Der Niedergang der Beziehungen Schweiz-EU kann sich über Jahre hinziehen

"Cassis würde gescheiter mit Maillard als mit Šefčovič verhandeln" (D. von Burg, SonntagsZeitung 19.6.22). Richtig. Aber die Gewerkschaften bewegen sich wohl erst, wenn sie nicht mehr umhin kommen, reale Nachteile von Marktanteilsverlusten der Schweizer Wirtschaft für Schweizer Arbeitnehmende, für deren Löhne und Beschäftigung stärker zu gewichten als ihre Ablehnung des EU-Gerichtshofs in Luxemburg.

Das kann lange dauern. Denn aktuell heisst das Hauptproblem auf den schweizerischen Arbeitsmarkt Fachkräftemangel. Daraus kann man allzu leicht kurzschliessen, ein gewisser Nachfragerückgang bei der schweizerischen Exportwirtschaft sei doch ganz gut: Arbeitskräfte, die diese nicht mehr benötige, könnten dann andere Stellen antreten, wo sie dringend benötigt würden: Im Schuldienst, im Pflegedienst, in Gastgewerbe und Hotellerie, im Handwerk, bei der Swiss usw. Man müsste diese Strategie ökonomisch durchdenken. Sie funktioniert wohl nicht mehr, wenn in der Exportwirtschaft nicht nur Stellen verloren gehen, sondern auch hohe Erträge, und damit sowohl Steuereinnahmen als auch Mittel der Exportwirtschaft für Aufträge an die Binnenwirtschaft. Sie fehlen dann zur Finanzierung der steigenden Personalkosten in Bereichen, die ihren Fachkräftemangel abbauen.
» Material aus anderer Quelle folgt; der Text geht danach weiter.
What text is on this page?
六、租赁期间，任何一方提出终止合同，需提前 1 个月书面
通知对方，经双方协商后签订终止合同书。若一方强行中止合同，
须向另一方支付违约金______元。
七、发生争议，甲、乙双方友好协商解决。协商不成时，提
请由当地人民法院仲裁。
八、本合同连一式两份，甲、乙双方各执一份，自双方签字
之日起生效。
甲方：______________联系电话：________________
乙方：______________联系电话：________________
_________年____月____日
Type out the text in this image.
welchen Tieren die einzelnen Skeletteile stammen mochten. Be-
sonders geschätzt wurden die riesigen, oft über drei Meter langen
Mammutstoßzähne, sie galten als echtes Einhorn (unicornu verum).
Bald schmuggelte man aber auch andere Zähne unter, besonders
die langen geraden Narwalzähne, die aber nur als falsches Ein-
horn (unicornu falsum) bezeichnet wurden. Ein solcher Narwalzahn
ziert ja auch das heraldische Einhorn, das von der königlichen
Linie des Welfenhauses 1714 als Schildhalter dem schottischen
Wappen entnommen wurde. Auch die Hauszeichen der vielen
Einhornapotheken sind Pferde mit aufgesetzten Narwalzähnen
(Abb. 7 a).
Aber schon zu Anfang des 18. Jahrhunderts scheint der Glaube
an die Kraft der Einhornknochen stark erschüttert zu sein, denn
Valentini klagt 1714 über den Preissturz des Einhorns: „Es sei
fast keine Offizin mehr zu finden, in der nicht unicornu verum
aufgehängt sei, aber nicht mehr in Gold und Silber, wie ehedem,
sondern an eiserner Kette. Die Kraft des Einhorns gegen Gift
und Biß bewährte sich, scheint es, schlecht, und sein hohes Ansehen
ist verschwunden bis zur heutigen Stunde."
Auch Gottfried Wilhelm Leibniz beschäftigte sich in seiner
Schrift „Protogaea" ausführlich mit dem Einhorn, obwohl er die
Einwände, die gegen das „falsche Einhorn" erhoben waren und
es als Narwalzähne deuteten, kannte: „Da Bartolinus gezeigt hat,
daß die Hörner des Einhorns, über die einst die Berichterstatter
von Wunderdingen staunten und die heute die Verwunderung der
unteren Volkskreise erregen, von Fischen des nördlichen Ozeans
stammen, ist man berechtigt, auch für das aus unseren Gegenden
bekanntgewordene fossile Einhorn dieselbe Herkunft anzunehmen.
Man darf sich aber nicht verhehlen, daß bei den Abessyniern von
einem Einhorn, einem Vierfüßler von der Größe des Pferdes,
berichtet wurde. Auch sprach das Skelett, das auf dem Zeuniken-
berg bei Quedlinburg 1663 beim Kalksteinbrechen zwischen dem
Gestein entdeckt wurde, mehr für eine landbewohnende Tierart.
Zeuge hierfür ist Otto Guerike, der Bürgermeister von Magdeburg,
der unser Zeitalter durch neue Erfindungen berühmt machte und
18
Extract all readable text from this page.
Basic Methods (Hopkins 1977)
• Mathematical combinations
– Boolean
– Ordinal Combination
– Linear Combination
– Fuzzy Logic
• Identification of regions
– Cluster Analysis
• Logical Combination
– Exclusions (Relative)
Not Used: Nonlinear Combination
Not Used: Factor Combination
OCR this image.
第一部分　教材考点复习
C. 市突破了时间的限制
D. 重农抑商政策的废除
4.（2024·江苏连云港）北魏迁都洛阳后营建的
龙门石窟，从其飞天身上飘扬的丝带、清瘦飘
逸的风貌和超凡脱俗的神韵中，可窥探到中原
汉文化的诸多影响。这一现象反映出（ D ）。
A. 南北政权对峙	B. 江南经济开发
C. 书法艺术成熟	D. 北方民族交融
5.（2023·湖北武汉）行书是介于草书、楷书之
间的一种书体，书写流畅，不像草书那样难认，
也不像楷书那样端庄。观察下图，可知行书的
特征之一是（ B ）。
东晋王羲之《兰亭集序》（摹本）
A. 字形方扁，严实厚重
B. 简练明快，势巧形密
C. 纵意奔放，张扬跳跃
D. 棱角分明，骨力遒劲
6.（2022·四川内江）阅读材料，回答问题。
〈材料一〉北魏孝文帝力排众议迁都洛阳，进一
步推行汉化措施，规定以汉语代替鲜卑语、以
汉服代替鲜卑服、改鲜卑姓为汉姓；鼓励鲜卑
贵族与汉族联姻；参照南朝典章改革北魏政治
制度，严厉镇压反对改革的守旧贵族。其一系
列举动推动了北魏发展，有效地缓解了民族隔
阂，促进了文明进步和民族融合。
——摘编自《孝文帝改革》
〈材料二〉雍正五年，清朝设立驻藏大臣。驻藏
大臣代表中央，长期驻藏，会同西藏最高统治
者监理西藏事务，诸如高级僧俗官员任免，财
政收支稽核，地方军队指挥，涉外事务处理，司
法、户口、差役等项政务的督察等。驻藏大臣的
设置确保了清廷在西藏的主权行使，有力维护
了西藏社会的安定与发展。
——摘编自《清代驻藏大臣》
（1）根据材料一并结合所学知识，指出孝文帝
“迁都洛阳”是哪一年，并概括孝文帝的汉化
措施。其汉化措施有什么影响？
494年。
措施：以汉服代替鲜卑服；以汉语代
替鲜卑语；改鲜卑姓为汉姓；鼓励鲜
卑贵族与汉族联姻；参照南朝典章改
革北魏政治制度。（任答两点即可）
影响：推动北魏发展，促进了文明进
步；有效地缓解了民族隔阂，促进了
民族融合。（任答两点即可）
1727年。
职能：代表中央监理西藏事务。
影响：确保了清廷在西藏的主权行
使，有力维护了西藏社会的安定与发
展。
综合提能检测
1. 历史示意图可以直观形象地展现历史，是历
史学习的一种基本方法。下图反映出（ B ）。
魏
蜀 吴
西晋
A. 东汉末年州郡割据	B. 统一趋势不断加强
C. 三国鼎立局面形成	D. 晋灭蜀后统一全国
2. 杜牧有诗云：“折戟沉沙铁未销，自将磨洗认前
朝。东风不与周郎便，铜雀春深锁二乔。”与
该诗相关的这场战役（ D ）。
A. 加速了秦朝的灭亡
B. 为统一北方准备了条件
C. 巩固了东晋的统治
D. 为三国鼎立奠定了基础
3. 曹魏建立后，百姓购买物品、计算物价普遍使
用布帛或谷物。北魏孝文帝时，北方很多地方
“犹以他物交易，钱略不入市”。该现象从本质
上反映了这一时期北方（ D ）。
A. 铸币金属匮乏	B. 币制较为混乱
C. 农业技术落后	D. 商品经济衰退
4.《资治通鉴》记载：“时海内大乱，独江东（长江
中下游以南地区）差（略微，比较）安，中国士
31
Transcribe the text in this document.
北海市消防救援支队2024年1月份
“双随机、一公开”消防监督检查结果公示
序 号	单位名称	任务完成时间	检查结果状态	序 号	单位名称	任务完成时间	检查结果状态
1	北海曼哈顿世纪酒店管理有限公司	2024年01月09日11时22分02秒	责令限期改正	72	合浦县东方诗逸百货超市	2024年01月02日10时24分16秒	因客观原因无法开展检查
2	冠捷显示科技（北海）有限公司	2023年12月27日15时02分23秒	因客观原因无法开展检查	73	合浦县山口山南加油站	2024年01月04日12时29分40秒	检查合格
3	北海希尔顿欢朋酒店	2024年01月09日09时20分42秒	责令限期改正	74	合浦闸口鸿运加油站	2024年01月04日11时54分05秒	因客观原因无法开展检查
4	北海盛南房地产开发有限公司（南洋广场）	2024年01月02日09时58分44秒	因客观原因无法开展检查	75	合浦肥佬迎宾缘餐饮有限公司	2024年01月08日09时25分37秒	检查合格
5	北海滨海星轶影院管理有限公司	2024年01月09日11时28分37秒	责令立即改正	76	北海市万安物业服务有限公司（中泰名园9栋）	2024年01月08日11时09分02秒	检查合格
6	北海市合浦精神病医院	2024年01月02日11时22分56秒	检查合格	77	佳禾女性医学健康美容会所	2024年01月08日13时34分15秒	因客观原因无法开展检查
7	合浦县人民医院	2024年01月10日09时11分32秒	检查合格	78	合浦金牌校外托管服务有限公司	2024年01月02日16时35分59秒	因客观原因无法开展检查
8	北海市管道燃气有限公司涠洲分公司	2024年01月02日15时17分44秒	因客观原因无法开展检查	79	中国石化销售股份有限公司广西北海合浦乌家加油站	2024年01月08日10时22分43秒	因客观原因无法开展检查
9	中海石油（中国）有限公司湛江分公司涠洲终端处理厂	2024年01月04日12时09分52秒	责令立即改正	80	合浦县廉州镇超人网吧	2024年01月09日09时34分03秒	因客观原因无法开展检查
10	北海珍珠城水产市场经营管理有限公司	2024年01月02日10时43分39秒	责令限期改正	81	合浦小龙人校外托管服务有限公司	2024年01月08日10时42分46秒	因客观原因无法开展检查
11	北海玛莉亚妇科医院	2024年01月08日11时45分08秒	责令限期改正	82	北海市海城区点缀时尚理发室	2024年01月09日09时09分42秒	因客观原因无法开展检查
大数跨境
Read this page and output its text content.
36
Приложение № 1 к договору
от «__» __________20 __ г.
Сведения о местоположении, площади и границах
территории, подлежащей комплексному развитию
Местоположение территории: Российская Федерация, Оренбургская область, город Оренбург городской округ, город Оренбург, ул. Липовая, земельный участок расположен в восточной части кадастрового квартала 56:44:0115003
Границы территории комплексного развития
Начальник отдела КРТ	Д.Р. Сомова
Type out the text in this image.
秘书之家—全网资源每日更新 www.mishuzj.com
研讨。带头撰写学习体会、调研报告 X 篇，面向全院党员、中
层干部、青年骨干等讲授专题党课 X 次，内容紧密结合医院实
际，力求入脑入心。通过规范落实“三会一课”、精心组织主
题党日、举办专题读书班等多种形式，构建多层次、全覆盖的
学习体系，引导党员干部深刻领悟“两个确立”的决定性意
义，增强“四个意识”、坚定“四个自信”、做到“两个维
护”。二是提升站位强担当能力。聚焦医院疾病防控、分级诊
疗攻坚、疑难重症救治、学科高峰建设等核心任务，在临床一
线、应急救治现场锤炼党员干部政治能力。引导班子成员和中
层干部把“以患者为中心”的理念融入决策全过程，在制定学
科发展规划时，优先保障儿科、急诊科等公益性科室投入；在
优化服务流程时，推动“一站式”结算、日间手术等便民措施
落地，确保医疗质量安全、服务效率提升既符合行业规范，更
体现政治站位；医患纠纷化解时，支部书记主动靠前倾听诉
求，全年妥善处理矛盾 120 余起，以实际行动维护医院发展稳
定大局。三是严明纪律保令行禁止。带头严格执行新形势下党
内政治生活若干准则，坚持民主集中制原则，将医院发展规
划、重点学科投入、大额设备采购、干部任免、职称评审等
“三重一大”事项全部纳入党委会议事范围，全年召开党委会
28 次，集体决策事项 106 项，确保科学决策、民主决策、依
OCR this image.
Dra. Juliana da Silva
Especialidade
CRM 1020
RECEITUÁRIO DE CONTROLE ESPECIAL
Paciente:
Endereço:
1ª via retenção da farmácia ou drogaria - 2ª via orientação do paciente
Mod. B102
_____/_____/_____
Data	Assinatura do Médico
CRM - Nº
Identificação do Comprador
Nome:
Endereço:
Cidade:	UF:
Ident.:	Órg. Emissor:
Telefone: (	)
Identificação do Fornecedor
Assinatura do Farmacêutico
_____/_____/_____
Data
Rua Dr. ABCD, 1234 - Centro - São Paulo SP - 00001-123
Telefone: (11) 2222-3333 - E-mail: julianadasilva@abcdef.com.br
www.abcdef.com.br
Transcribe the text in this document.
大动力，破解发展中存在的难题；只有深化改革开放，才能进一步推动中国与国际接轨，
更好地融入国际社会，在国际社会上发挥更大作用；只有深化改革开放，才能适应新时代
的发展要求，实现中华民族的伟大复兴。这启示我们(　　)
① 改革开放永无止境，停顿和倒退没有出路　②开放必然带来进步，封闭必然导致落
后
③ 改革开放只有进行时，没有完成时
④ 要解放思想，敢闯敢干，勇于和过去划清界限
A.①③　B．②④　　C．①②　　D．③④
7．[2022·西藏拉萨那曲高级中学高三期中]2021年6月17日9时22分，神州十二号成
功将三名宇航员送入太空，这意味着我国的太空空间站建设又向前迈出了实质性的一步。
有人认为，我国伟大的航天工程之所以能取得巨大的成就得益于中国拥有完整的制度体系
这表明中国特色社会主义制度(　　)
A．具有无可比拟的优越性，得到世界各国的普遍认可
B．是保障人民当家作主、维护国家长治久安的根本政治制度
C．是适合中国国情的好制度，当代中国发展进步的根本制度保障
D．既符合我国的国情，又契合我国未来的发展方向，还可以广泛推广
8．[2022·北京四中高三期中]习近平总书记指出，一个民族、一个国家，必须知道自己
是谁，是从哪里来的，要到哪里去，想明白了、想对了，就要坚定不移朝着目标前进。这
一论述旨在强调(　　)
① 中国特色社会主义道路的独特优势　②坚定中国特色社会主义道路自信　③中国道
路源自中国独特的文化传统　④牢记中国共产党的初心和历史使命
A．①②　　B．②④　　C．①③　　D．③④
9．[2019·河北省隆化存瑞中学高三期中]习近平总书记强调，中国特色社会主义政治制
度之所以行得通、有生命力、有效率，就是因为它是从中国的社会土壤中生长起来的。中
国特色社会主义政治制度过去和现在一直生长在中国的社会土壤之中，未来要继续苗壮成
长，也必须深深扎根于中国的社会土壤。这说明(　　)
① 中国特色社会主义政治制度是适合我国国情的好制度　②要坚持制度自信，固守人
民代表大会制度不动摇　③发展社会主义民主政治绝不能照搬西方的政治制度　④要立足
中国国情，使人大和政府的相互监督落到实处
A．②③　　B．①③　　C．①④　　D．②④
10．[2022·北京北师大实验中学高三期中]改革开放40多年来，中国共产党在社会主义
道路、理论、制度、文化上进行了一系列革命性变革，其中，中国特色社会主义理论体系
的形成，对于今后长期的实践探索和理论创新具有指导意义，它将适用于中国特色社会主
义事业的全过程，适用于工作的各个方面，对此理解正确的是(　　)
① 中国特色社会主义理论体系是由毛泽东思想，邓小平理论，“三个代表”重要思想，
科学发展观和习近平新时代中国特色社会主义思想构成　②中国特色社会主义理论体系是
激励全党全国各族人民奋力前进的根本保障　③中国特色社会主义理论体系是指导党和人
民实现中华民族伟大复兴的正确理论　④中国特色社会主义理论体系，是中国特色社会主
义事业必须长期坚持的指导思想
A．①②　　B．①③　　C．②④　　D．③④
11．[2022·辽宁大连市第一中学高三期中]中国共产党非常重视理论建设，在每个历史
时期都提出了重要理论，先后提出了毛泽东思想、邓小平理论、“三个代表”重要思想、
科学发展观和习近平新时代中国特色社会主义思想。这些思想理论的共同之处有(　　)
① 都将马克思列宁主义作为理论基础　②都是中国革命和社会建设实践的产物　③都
Denis von Burg hat sehr recht: Der Bundesrat sollte sich intensiv mit den Gewerkschaften austauschen und irgendwann mit ihnen zu verhandeln beginnen. Aber die Gewerkschaften bewegen sich wohl erst, wenn sie nicht mehr darum herumkommen, reale Nachteile von Marktanteilsverlusten der Schweizer Wirtschaft im Wirtschaftsraum der EU für Schweizer Arbeitnehmende, auf deren Löhne und Beschäftigung, stärker zu gewichten als ihre Ablehnung des EU-Gerichtshofs in Luxemburg. Das kann lang gehen.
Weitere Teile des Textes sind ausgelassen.